Thursday, February 28, 2013

Fatness equals happiness?

Me, age 2
Yesterday I was feeling bad because I outgrew another pair of pants and was down to one skirt that was appropriate for the workplace that I could wear comfortably (now I've given in and bought two more bigger pairs of pants, dammit). As I lay awake in the middle of the night, it occurred to me that many of my early childhood photos show me with a serious, if not grim, expression. The photo above was taken when I was about two and it's one of the more cheerful ones. Okay I'm joking, but there are several photos of baby Gina that show little happiness. In photos from a little later in life, it's clear that at about age four or five I learned how to smile for the camera because after that my face wore posed grimaces.

But I also remembered, as I lay in the dark last night unable to sleep, that there's one photo of me looking absolutely joyful to be alive and it's a photo of me as a baby in a stroller, surrounded by the vibrant colors of Olvera Street (in Los Angeles, California USA), and I'm just as fat as could be. I didn't keep my baby fat long and was a skinny kid, but in that photo -- and that photo alone -- I'm a little butterball laughing in the sunlight and I look delighted.

It also occurred to me that my four-month-long change from a size 8/10 (where I'd been for years and years) to a size 16 has been a difficult adjustment for me, but my new roundness makes me easier to look at. My childhood definitely included people who were chubby and cheerful, and others who were unhappy and thin. These body types were probably just coincidences, but the impressions went deep and I can still feel their effects. In spite of my American prejudice against fatness (which I'm trying to get over), I find my face easier to look at in the mirror because it appears softer, nicer, like someone I wouldn't mind getting to know. My more angular, sleek face more closely matched the American ideal of beauty, but I didn't always like looking in the mirror.

As the hour of 3 a.m. became the hour of 4 a.m, I realized there might be a false belief behind my current steady weight gain (there's nothing wrong with gaining weight, but I'd like my weight to stabilize enough to stop requiring me to buy a new wardrobe every two months). I finally fell asleep close to 5 a.m, but spent the day continuing to wonder. Was a belief that fatness equals happiness keeping me from settling into a new size? Am I subconsciously trying to put as many pounds as possible between me and my skinny, miserable past self? Am I trying to guarantee that I'll never be suicidal again if I just plump up enough?

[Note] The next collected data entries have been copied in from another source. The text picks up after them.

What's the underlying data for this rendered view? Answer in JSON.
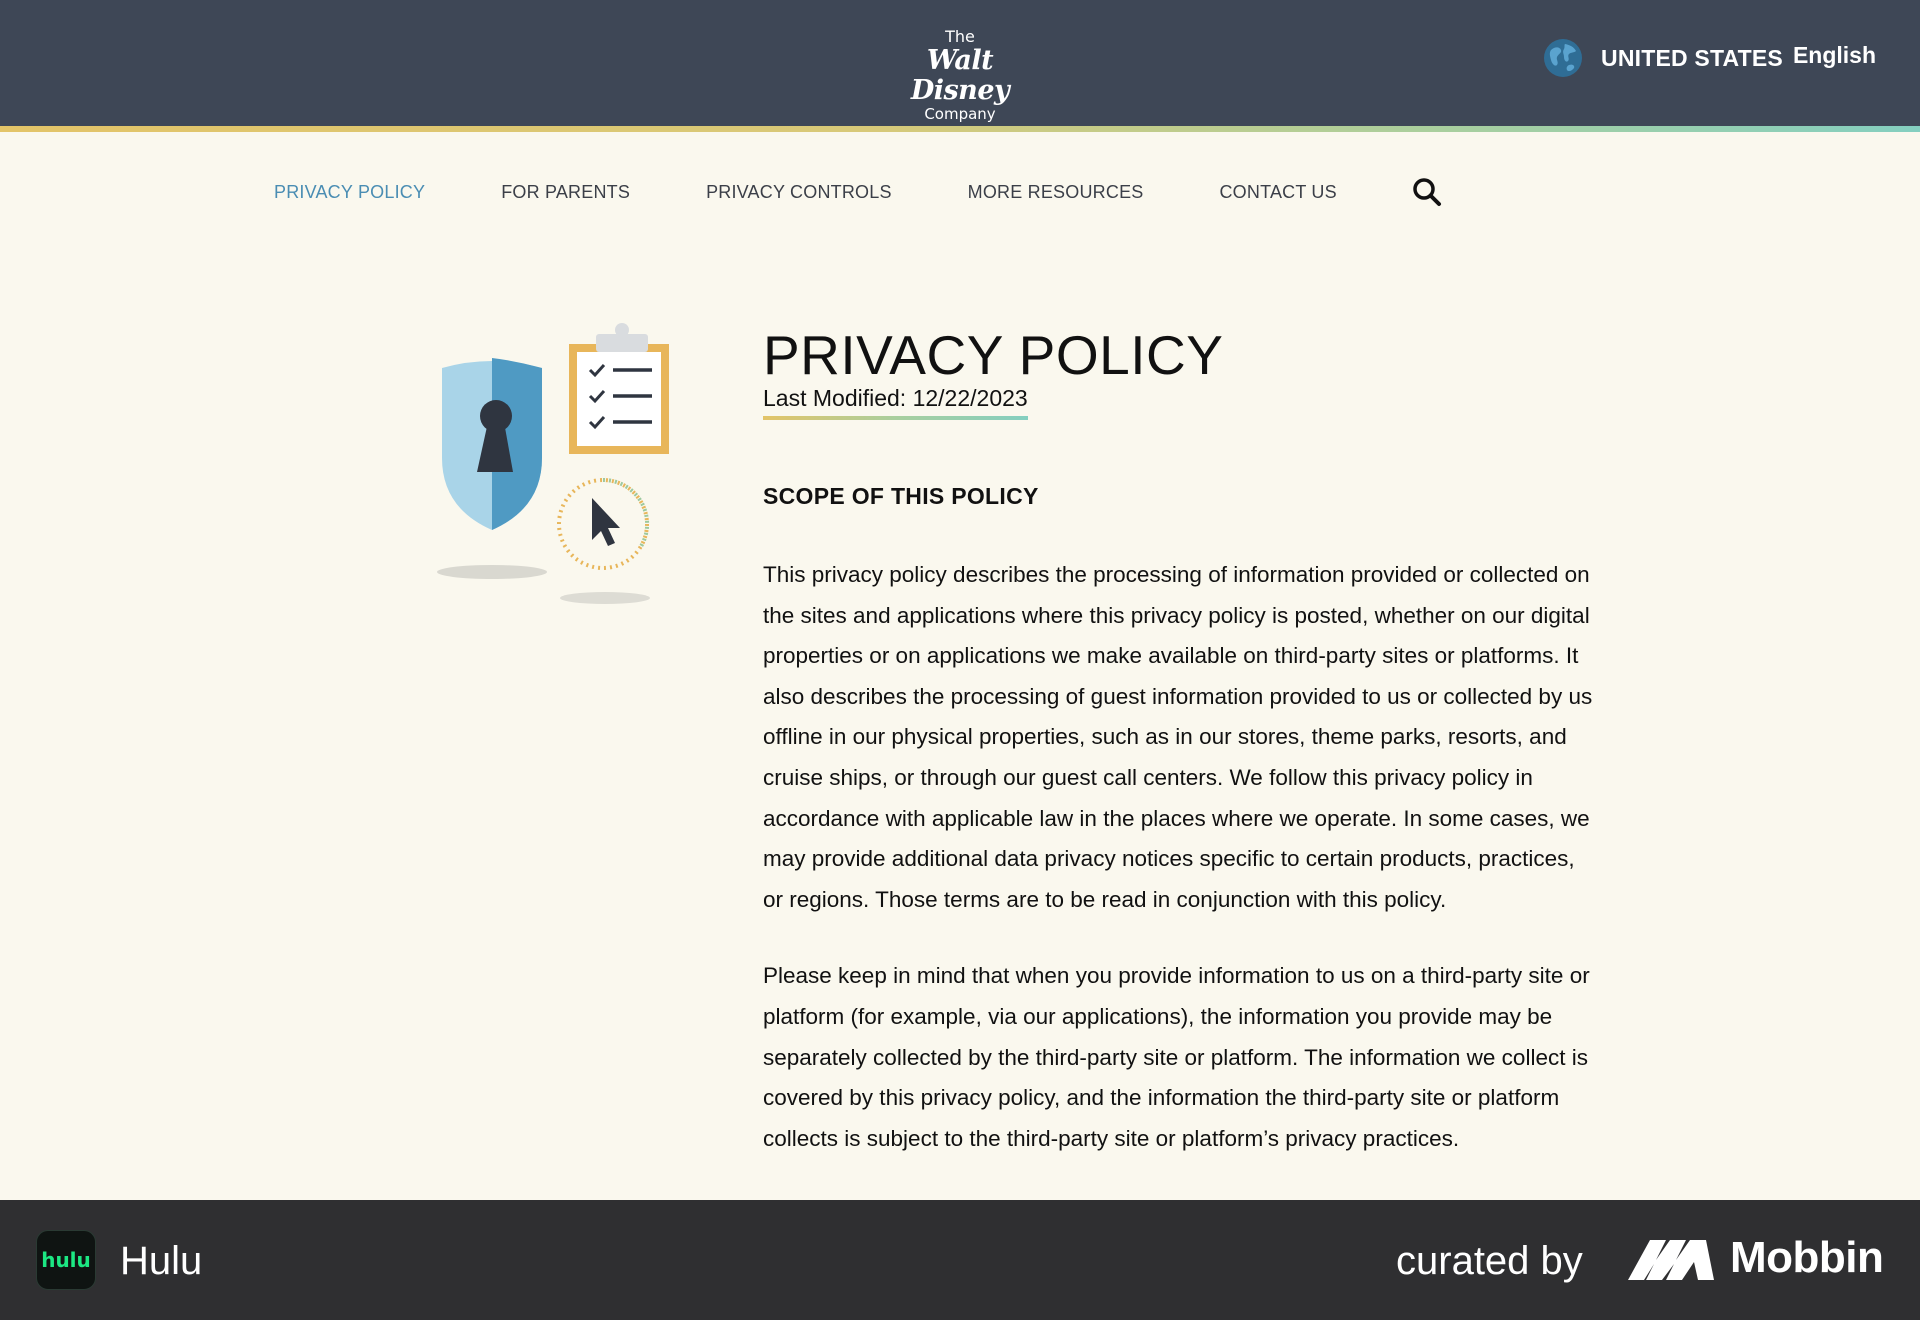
{
  "header": {
    "logo": {
      "line1": "The",
      "line2": "Walt Disney",
      "line3": "Company"
    },
    "region": {
      "icon": "globe-icon",
      "country": "UNITED STATES",
      "language": "English"
    }
  },
  "nav": {
    "items": [
      {
        "label": "PRIVACY POLICY",
        "active": true
      },
      {
        "label": "FOR PARENTS",
        "active": false
      },
      {
        "label": "PRIVACY CONTROLS",
        "active": false
      },
      {
        "label": "MORE RESOURCES",
        "active": false
      },
      {
        "label": "CONTACT US",
        "active": false
      }
    ],
    "search_icon": "search-icon",
    "active_color": "#4a8db3"
  },
  "main": {
    "title": "PRIVACY POLICY",
    "last_modified": "Last Modified: 12/22/2023",
    "section_heading": "SCOPE OF THIS POLICY",
    "paragraphs": [
      "This privacy policy describes the processing of information provided or collected on the sites and applications where this privacy policy is posted, whether on our digital properties or on applications we make available on third-party sites or plat­forms. It also describes the processing of guest information provided to us or col­lected by us offline in our physical properties, such as in our stores, theme parks, resorts, and cruise ships, or through our guest call centers. We follow this privacy policy in accordance with applicable law in the places where we operate. In some cases, we may provide additional data privacy notices specific to certain prod­ucts, practices, or regions. Those terms are to be read in conjunction with this policy.",
      "Please keep in mind that when you provide information to us on a third-party site or platform (for example, via our applications), the information you provide may be separately collected by the third-party site or platform. The information we col­lect is covered by this privacy policy, and the information the third-party site or platform collects is subject to the third-party site or platform’s privacy practices."
    ]
  },
  "colors": {
    "header_bg": "#3e4756",
    "page_bg": "#faf8ee",
    "footer_bg": "#2f2f31",
    "hulu_green": "#1ce783"
  },
  "footer": {
    "app_icon_text": "hulu",
    "app_name": "Hulu",
    "curated_by": "curated by",
    "brand": "Mobbin"
  }
}
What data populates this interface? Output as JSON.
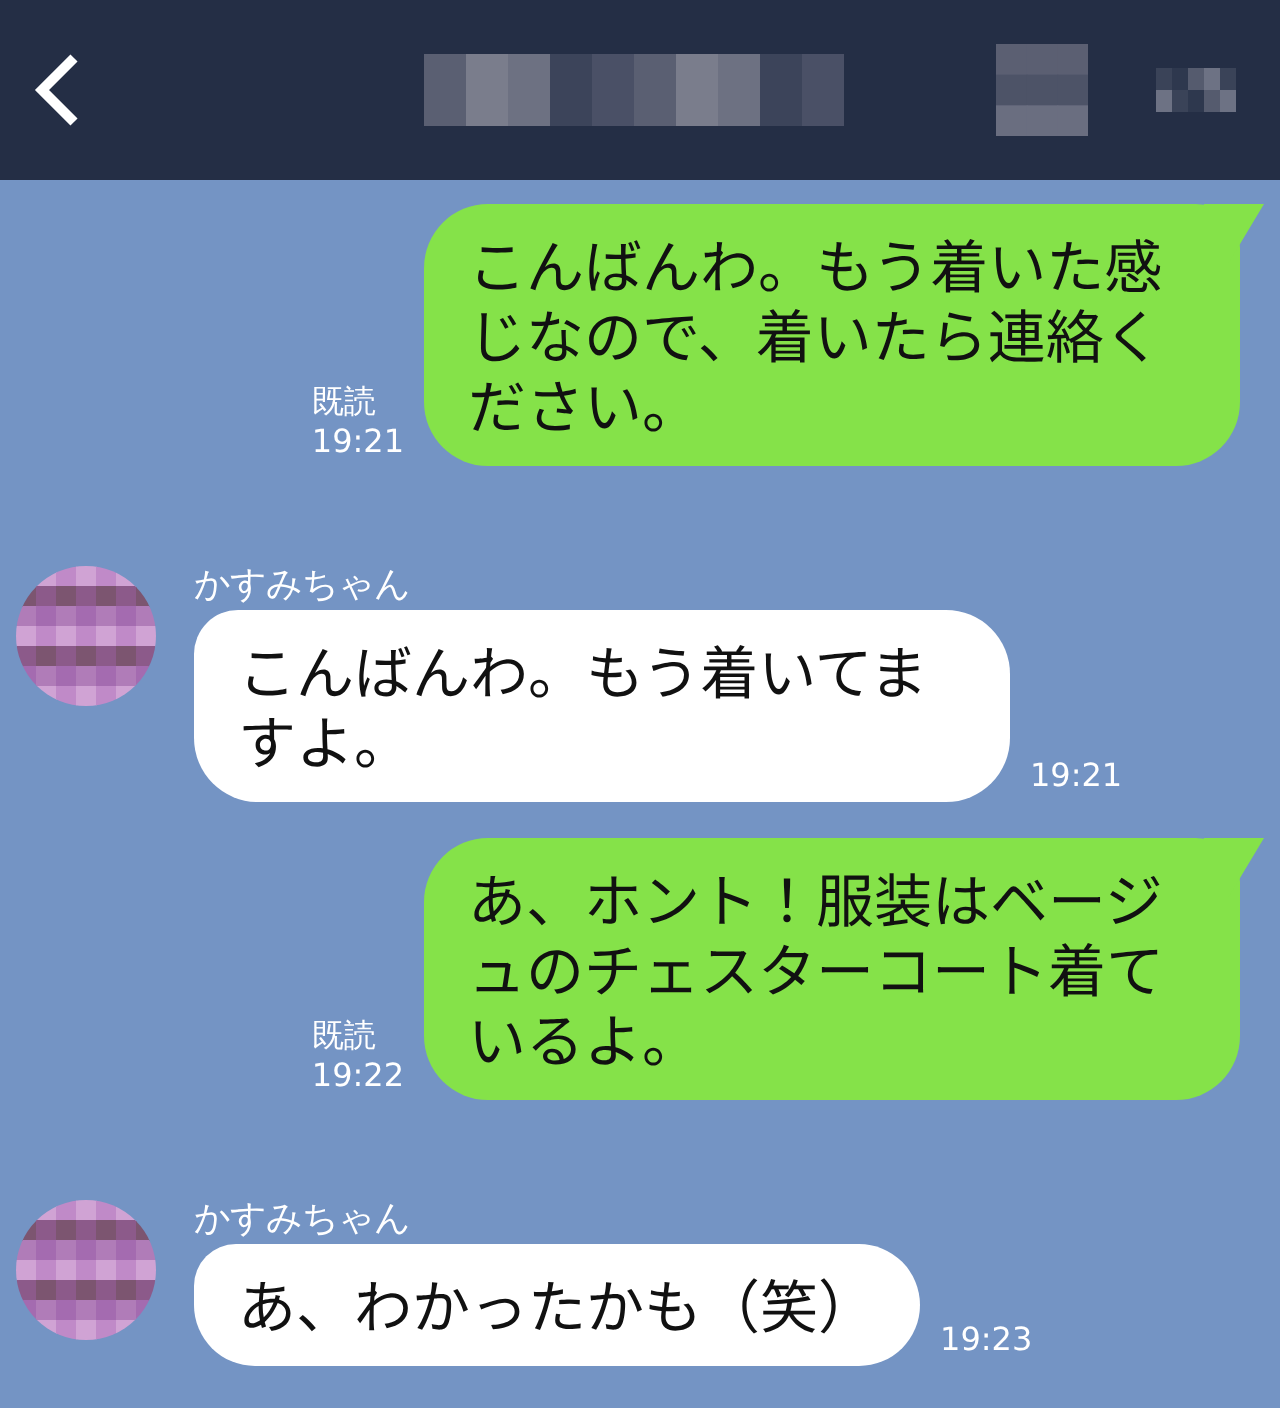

It's irrational but it's possible. I feel so much better about myself and my life these days and -- what a coincidence -- this is also the first time in my life that I've stopped beating myself up about what I eat and look like. I'm relaxed and pudgy and getting pudgier. Maybe I am trying to distance myself from my thin, frightened former self whose reflection reminded me of unpleasant people. If so, I really hope I reach the new me soon because I'm sick of wasting money on clothes that only fit for a couple of months.